More than 100,000 Americans have excessive daytime sleepiness (narcolepsy). It strikes both males and females and affects people of all races.
The symptoms most commonly appear in a person's teens and early twenties. The disease can vary in severity. Some persons with it have mild sleepiness or rare cataplexy (less than one episode per week). Other persons may have moderate sleepiness or infrequent cataplexy (less than one episode a day). Still other persons with the disorder may experience severe sleepiness or have severe cataplexy (with one or more episodes of cataplexy per day).

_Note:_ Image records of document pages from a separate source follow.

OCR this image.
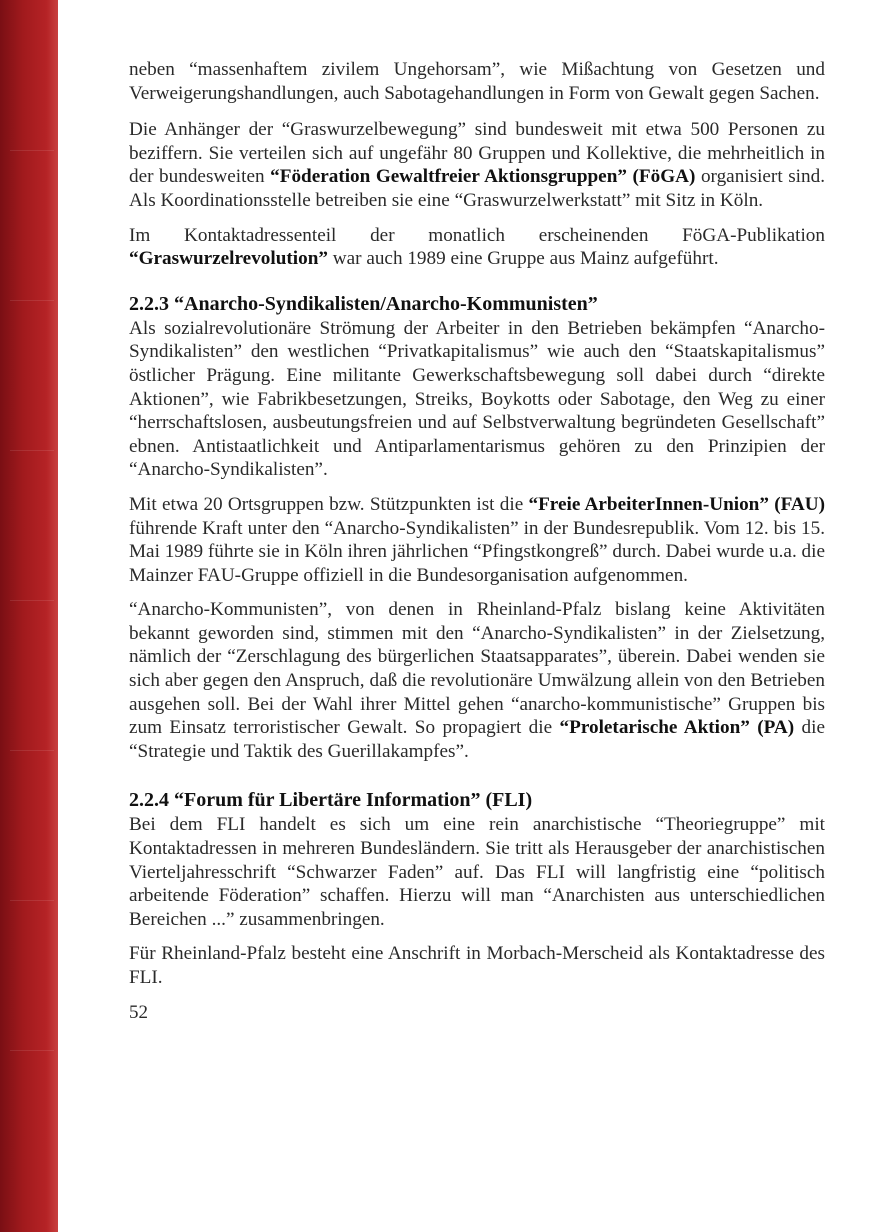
neben “massenhaftem zivilem Ungehorsam”, wie Mißachtung von Gesetzen und Verweigerungshandlungen, auch Sabotagehandlungen in Form von Gewalt gegen Sachen.

Die Anhänger der “Graswurzelbewegung” sind bundesweit mit etwa 500 Personen zu beziffern. Sie verteilen sich auf ungefähr 80 Gruppen und Kollektive, die mehrheitlich in der bundesweiten “Föderation Gewaltfreier Aktionsgruppen” (FöGA) organisiert sind. Als Koordinationsstelle betreiben sie eine “Graswurzelwerkstatt” mit Sitz in Köln.

Im Kontaktadressenteil der monatlich erscheinenden FöGA-Publikation “Graswurzelrevolution” war auch 1989 eine Gruppe aus Mainz aufgeführt.

2.2.3 “Anarcho-Syndikalisten/Anarcho-Kommunisten”

Als sozialrevolutionäre Strömung der Arbeiter in den Betrieben bekämpfen “Anarcho-Syndikalisten” den westlichen “Privatkapitalismus” wie auch den “Staatskapitalismus” östlicher Prägung. Eine militante Gewerkschaftsbewegung soll dabei durch “direkte Aktionen”, wie Fabrikbesetzungen, Streiks, Boykotts oder Sabotage, den Weg zu einer “herrschaftslosen, ausbeutungsfreien und auf Selbstverwaltung begründeten Gesellschaft” ebnen. Antistaatlichkeit und Antiparlamentarismus gehören zu den Prinzipien der “Anarcho-Syndikalisten”.

Mit etwa 20 Ortsgruppen bzw. Stützpunkten ist die “Freie ArbeiterInnen-Union” (FAU) führende Kraft unter den “Anarcho-Syndikalisten” in der Bundesrepublik. Vom 12. bis 15. Mai 1989 führte sie in Köln ihren jährlichen “Pfingstkongreß” durch. Dabei wurde u.a. die Mainzer FAU-Gruppe offiziell in die Bundesorganisation aufgenommen.

“Anarcho-Kommunisten”, von denen in Rheinland-Pfalz bislang keine Aktivitäten bekannt geworden sind, stimmen mit den “Anarcho-Syndikalisten” in der Zielsetzung, nämlich der “Zerschlagung des bürgerlichen Staatsapparates”, überein. Dabei wenden sie sich aber gegen den Anspruch, daß die revolutionäre Umwälzung allein von den Betrieben ausgehen soll. Bei der Wahl ihrer Mittel gehen “anarcho-kommunistische” Gruppen bis zum Einsatz terroristischer Gewalt. So propagiert die “Proletarische Aktion” (PA) die “Strategie und Taktik des Guerillakampfes”.

2.2.4 “Forum für Libertäre Information” (FLI)

Bei dem FLI handelt es sich um eine rein anarchistische “Theoriegruppe” mit Kontaktadressen in mehreren Bundesländern. Sie tritt als Herausgeber der anarchistischen Vierteljahresschrift “Schwarzer Faden” auf. Das FLI will langfristig eine “politisch arbeitende Föderation” schaffen. Hierzu will man “Anarchisten aus unterschiedlichen Bereichen ...” zusammenbringen.

Für Rheinland-Pfalz besteht eine Anschrift in Morbach-Merscheid als Kontaktadresse des FLI.

52
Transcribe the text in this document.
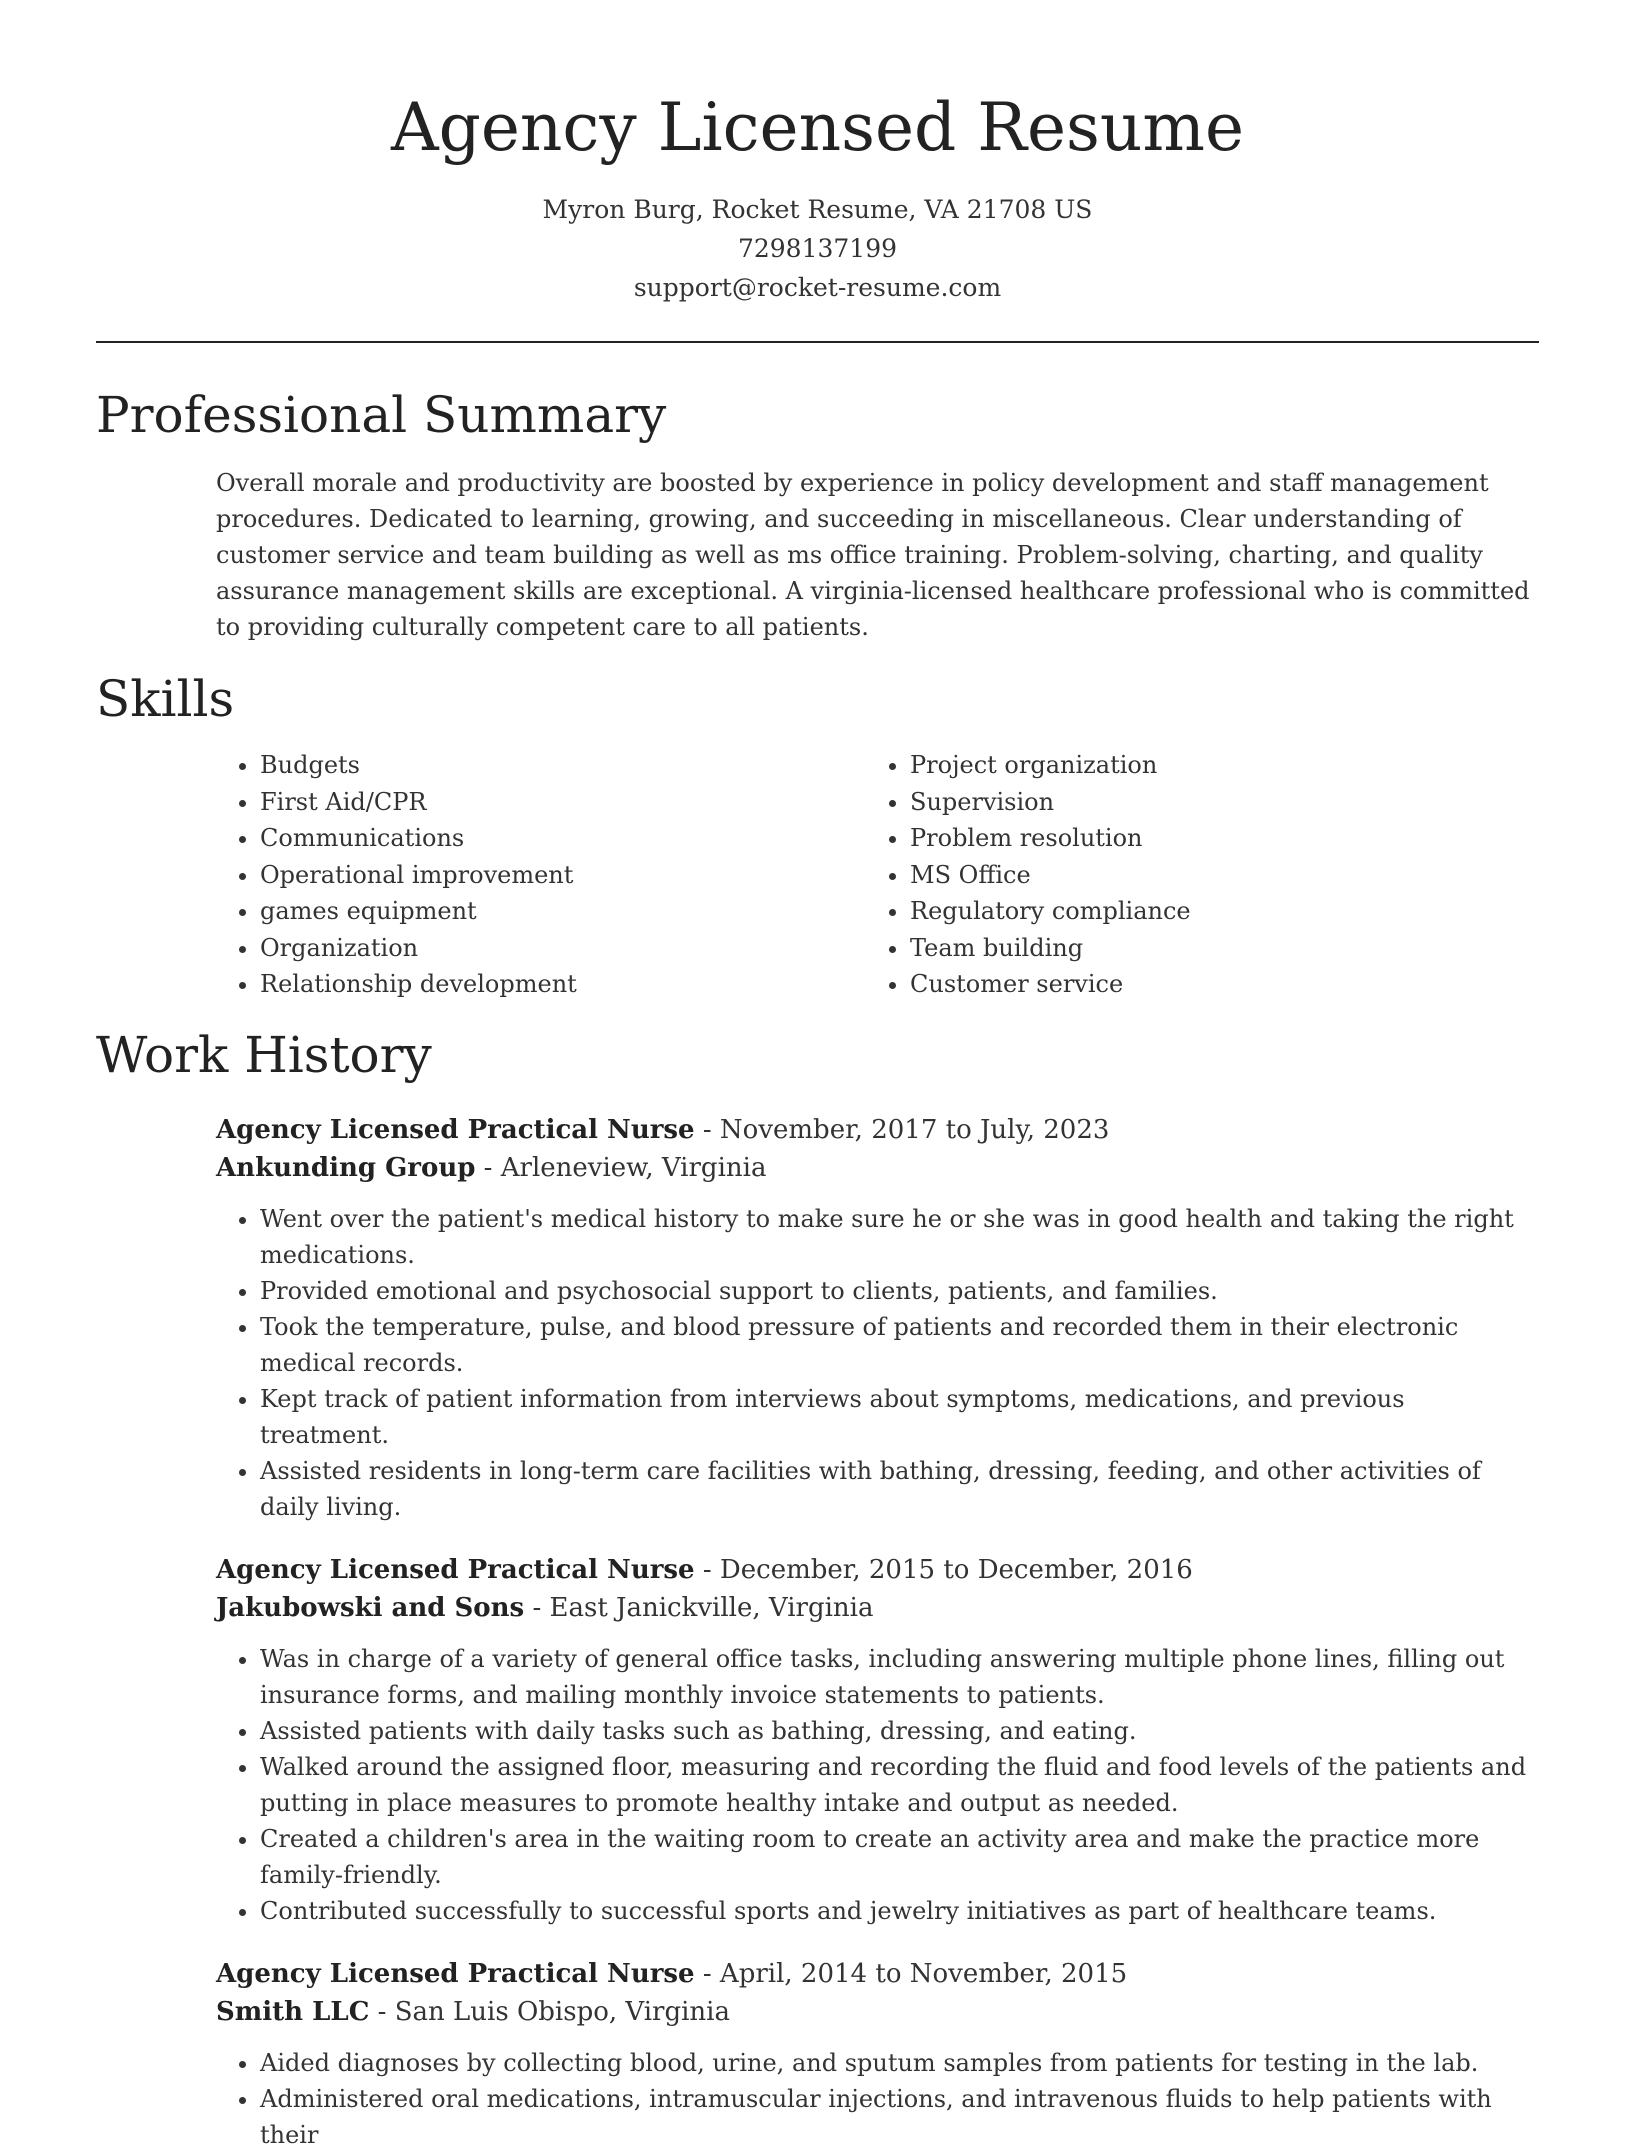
Agency Licensed Resume
Myron Burg, Rocket Resume, VA 21708 US
7298137199
support@rocket-resume.com
Professional Summary

Overall morale and productivity are boosted by experience in policy development and staff management procedures. Dedicated to learning, growing, and succeeding in miscellaneous. Clear understanding of customer service and team building as well as ms office training. Problem-solving, charting, and quality assurance management skills are exceptional. A virginia-licensed healthcare professional who is committed to providing culturally competent care to all patients.

Skills
• Budgets
• First Aid/CPR
• Communications
• Operational improvement
• games equipment
• Organization
• Relationship development
• Project organization
• Supervision
• Problem resolution
• MS Office
• Regulatory compliance
• Team building
• Customer service
Work History
Agency Licensed Practical Nurse - November, 2017 to July, 2023
Ankunding Group - Arleneview, Virginia
• Went over the patient's medical history to make sure he or she was in good health and taking the right medications.
• Provided emotional and psychosocial support to clients, patients, and families.
• Took the temperature, pulse, and blood pressure of patients and recorded them in their electronic medical records.
• Kept track of patient information from interviews about symptoms, medications, and previous treatment.
• Assisted residents in long-term care facilities with bathing, dressing, feeding, and other activities of daily living.
Agency Licensed Practical Nurse - December, 2015 to December, 2016
Jakubowski and Sons - East Janickville, Virginia
• Was in charge of a variety of general office tasks, including answering multiple phone lines, filling out insurance forms, and mailing monthly invoice statements to patients.
• Assisted patients with daily tasks such as bathing, dressing, and eating.
• Walked around the assigned floor, measuring and recording the fluid and food levels of the patients and putting in place measures to promote healthy intake and output as needed.
• Created a children's area in the waiting room to create an activity area and make the practice more family-friendly.
• Contributed successfully to successful sports and jewelry initiatives as part of healthcare teams.
Agency Licensed Practical Nurse - April, 2014 to November, 2015
Smith LLC - San Luis Obispo, Virginia
• Aided diagnoses by collecting blood, urine, and sputum samples from patients for testing in the lab.
• Administered oral medications, intramuscular injections, and intravenous fluids to help patients with their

The basic cause of narcolepsy is not known. It is not a fatal disorder in itself but it can lead to fatalities. For example, a narcoleptic may fall asleep while driving.
Narcolepsy is usually treated with a medication to improve alertness and an anti-depressant that helps control cataplexy.
Other names for the condition include hypnolepsy, sleeping disease, paroxysmal sleep, and Gelineau syndrome.